As the demand for integrated circuits with ever-shrinking device features continues to increase, the need for improved illumination sources used for inspection of these ever-shrinking devices continues to grow. One such illumination source includes a laser-sustained plasma source. Laser-sustained plasma light sources (LSPs) are capable of producing high-power broadband light. Laser-sustained light sources operate by focusing laser radiation into a gas volume in order to excite the gas, such as argon, xenon, mercury and the like, into a plasma state, which is capable of emitting light. This effect is typically referred to as “pumping” the plasma. In order to contain the gas used to generate the plasma, an implementing plasma cell requires a “bulb,” which is configured to contain the gas species as well as the generated plasma.
A typical laser sustained plasma light source may be maintained utilizing an infrared laser pump having a beam power on the order of several kilowatts. The laser beam from the given laser-based illumination source is then focused into a volume of a low or medium pressure gas in a plasma cell. The absorption of laser power by the plasma then generates and sustains the plasma (e.g., 12K-14K plasma). Typically, a plasma cell includes a pair of electrodes used to initiate plasma generation in the given plasma cell. For example, the electrodes of a given plasma cell may produce a discharge arc or corona discharge suitable for initiating plasma generation within the given plasma cell.

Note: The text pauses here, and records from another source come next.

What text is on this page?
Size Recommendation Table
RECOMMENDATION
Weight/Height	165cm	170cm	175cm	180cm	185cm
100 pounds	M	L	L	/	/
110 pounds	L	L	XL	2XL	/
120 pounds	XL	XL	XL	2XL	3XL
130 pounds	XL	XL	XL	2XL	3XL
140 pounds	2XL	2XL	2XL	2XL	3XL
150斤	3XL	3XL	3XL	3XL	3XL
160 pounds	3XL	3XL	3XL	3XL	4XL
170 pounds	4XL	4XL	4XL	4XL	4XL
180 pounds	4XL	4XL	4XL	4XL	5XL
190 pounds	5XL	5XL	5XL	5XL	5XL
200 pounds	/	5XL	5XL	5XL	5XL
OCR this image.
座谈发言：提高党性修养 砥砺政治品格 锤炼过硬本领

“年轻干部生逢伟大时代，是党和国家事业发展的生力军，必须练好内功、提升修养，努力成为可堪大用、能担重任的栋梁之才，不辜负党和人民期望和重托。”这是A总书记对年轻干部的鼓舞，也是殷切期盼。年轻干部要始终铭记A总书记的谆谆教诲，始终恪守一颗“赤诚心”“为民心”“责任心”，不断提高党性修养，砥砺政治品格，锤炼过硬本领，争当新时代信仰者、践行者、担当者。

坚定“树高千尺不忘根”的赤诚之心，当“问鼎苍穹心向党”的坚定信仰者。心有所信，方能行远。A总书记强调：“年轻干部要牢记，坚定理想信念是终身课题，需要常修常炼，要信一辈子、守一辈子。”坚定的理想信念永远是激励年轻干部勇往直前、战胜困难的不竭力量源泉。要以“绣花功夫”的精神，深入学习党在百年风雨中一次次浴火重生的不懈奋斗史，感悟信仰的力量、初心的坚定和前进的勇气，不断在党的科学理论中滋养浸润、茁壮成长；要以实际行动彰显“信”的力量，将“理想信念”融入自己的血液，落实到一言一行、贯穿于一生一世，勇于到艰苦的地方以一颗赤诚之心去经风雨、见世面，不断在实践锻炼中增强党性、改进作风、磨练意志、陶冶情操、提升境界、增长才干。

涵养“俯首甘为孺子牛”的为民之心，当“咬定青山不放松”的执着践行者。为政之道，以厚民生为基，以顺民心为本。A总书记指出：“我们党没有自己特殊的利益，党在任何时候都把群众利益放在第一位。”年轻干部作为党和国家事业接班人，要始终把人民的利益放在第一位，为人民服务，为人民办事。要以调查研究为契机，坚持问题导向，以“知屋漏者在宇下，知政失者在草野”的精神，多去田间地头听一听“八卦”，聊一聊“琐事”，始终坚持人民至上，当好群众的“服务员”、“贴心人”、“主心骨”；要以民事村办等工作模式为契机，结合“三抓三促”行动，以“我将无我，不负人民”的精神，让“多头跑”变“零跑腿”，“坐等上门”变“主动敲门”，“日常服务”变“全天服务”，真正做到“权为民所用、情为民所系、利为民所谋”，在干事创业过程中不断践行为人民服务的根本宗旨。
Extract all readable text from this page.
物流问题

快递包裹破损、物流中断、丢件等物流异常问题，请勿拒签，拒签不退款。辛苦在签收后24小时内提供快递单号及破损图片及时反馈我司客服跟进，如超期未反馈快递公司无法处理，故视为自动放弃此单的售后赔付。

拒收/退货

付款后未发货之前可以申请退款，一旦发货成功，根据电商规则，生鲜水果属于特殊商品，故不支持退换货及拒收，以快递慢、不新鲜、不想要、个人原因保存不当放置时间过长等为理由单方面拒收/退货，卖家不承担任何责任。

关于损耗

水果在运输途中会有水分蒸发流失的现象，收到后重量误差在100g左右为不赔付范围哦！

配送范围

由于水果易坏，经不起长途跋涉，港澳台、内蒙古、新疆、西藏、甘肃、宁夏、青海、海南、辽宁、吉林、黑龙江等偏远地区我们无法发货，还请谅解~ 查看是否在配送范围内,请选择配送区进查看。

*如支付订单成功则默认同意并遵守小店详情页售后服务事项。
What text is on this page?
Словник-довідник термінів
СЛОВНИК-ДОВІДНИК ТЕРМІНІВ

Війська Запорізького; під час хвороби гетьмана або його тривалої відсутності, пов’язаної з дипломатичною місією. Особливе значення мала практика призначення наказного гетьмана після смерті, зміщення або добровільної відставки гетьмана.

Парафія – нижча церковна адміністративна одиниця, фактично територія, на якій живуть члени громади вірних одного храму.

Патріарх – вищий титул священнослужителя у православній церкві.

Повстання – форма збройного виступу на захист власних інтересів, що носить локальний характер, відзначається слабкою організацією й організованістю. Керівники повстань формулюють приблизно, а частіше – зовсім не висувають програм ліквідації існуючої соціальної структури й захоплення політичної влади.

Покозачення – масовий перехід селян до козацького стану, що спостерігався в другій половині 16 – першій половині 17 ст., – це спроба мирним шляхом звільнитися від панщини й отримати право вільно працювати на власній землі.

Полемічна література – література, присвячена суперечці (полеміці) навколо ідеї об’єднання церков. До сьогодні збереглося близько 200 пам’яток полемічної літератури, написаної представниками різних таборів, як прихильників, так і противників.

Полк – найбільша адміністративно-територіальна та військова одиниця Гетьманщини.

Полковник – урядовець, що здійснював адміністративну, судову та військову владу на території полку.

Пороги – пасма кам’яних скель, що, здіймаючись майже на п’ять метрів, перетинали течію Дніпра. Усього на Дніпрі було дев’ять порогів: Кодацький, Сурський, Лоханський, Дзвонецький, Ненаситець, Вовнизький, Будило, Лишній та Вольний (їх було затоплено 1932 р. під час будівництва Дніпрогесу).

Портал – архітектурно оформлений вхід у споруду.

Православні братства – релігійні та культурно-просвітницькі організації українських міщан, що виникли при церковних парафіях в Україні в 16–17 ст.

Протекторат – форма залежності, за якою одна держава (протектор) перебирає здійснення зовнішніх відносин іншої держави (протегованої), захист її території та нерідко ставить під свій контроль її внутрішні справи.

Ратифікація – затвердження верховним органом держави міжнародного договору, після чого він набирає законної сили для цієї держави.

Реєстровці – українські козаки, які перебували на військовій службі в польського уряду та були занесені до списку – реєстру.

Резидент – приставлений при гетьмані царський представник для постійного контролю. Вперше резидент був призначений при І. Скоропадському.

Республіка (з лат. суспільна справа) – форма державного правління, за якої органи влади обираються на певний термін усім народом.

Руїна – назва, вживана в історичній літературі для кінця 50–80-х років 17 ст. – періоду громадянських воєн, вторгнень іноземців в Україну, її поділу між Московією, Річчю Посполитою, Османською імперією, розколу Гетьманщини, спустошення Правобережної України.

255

As pumping powers continue to increase and plasmas become larger and hotter, thermal management in the glass cells becomes increasingly difficult. In a general sense, plasma cools down by several mechanisms, including radiation, convection, and the like. In turn, the cooling of the plasma can heat regions of the gas cell. In addition, the plasma also includes several mechanisms for heating the electrodes, which, in turn, radiatively or conductively heat the glass bulb of the plasma cell.
In the event the glass enclosure of the plasma cell reaches temperatures in excess of the softening point of the glass wall of the bulb of the plasma cell, then the cell is at risk of rupturing during operation (or after cooling). Therefore, it would be desirable to provide a plasma cell that corrects the deficiencies identified in the prior art.